ROMA, 5 AGO – Confermata, dalla Cassazione, la multa di quattromila euro a carico di Carlo Rinaldo Tomassini ex direttore generale dell'azienda ospedaliera universitaria senese per il ritardo con il quale, una volta insediatosi alla guida del policlinico 'Le Scotte', nel novembre 2005, aveva provveduto, solo nell'agosto 2006, a chiedere l'autorizzazione allo scarico delle acque reflue industriali dell'importante struttura da lui diretta che era priva di allaccio con il depuratore.
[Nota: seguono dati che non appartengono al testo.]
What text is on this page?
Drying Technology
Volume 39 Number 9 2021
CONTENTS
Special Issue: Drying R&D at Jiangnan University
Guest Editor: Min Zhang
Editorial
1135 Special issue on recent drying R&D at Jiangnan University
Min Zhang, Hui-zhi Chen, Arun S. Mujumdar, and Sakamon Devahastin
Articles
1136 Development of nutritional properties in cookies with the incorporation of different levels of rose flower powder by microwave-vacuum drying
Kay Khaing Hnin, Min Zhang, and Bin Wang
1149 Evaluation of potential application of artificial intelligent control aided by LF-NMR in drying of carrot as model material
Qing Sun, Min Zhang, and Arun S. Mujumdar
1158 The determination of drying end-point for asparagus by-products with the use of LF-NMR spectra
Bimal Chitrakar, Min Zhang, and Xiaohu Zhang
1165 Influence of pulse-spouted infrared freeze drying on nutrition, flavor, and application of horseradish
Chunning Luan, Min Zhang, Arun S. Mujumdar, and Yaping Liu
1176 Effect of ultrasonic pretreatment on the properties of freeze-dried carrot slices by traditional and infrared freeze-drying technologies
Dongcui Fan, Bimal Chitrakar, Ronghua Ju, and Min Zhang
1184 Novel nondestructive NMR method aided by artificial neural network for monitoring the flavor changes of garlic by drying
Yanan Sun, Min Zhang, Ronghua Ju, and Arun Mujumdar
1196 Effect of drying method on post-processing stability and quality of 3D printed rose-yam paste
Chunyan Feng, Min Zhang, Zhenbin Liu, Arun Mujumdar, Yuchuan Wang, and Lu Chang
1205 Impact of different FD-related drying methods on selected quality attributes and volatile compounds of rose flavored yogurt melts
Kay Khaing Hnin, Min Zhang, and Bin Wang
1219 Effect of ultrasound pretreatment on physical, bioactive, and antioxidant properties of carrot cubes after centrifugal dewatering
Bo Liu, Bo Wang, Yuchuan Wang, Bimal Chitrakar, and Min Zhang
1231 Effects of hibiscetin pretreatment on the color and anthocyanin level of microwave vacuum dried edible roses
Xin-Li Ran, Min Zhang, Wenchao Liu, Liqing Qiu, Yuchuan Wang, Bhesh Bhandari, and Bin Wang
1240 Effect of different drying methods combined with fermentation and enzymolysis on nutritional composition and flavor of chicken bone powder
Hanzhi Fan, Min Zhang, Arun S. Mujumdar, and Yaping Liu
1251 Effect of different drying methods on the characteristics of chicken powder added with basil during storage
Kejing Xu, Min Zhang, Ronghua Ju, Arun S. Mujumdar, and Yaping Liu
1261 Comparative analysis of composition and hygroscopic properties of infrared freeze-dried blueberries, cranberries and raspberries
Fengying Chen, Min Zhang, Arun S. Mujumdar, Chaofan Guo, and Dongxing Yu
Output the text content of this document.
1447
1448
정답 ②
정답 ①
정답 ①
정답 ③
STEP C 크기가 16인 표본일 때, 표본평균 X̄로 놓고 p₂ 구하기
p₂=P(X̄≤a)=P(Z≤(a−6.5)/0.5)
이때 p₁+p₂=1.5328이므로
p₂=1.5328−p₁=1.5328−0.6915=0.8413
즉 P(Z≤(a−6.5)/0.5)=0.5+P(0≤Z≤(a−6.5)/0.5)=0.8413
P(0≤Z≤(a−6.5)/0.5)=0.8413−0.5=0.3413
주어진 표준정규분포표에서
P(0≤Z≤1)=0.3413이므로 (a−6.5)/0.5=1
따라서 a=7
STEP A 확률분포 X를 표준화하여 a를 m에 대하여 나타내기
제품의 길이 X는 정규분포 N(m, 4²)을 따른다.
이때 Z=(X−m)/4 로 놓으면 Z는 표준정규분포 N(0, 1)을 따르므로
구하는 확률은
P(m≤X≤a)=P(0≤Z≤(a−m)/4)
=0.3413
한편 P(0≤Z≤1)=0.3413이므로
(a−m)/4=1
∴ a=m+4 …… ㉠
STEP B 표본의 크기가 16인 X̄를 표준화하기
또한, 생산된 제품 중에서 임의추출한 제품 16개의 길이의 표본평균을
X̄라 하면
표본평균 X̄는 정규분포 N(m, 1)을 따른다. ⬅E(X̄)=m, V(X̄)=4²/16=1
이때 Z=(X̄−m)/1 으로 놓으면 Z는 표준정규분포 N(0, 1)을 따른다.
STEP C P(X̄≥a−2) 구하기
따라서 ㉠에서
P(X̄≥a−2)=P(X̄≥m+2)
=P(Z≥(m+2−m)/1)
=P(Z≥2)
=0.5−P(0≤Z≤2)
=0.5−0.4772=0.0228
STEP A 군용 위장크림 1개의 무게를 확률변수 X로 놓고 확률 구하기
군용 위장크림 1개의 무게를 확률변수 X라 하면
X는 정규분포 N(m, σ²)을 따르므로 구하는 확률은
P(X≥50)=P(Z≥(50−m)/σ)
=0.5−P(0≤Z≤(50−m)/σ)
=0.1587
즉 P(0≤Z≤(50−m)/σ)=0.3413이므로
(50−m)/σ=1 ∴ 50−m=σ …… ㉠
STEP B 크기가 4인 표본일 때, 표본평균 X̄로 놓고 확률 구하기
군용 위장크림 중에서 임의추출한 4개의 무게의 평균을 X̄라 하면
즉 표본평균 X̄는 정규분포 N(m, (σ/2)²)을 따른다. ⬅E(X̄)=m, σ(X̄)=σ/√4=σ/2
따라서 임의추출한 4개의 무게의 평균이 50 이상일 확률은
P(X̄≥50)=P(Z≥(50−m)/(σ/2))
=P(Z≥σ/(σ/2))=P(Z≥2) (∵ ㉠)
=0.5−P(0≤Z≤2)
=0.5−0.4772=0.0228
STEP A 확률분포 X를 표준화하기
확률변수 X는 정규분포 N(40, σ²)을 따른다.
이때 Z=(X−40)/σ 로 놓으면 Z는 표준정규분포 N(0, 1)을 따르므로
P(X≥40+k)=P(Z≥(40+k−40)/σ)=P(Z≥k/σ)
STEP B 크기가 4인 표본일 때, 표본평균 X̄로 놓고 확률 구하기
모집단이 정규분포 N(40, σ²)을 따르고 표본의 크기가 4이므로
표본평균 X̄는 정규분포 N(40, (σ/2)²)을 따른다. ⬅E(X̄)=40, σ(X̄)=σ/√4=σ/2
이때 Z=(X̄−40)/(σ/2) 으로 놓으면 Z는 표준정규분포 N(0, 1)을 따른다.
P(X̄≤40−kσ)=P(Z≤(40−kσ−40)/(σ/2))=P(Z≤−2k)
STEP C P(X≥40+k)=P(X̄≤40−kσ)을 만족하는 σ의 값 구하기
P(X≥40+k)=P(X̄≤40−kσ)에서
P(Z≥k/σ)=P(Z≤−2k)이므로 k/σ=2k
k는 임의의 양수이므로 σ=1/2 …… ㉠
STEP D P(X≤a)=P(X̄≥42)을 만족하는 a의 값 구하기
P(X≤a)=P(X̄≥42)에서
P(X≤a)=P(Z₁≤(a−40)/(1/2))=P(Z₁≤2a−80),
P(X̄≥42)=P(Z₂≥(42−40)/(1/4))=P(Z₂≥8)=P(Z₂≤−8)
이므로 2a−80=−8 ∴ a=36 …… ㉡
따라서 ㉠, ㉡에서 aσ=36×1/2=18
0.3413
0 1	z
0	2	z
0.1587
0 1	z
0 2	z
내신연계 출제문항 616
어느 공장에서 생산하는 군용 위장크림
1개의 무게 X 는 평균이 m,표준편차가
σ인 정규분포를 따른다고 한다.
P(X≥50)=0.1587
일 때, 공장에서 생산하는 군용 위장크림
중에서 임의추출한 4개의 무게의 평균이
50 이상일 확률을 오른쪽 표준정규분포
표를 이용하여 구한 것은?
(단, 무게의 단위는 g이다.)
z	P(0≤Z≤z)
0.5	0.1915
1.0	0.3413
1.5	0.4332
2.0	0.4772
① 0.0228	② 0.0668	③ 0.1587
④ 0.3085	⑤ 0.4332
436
Senza successo il manager – ora passato a dirigere il policlinico di Pisa – ha chiesto di non essere multato in quanto il suo comportamento era stato dettato "dalla necessità di garantire la continuità dell'attività della struttura sanitaria". I supremi giudici gli hanno replicato che non è possibile concedergli alcuna giustificazione in quanto "lo scarico abusivo delle acque reflue industriali provenienti dal policlinico 'Le Scotte' era dovuto non ad una situazione di emergenza, improvvisa e non altrimenti gestibile, ma esclusivamente alla condotta negligente del Tomassini in relazione alla tardività con cui era stata richiesta l'autorizzazione per lo scarico delle predette acque reflue industriali ed era stata affrontata la soluzione dei problemi connessi".
L'autorizzazione allo scarico veniva rilasciata nell'ottobre del 2008 – ricorda la sentenza 30366 della Cassazione, sulla scorta del verdetto emesso dal Tribunale di Siena il 18 giugno 2009 – "dopo che erano state eseguite le opere necessarie per l'adeguamento degli impianti ai fini dell'allacciamento degli stessi al depuratore comunale delle 'Tolfe'".
A Tomassini è addebitata la colpa per la "mancanza della tempestiva e dovuta diligenza in riferimento sia alla tardiva presentazione della richiesta di autorizzazione per lo scarico delle acque industriali, sia alla risoluzione dei problemi e delle questioni tecnico-amministrative connesse al rilascio dell'autorizzazione".
Fino al 2008 il policlinico senese ha scaricato reflui senza autorizzazione.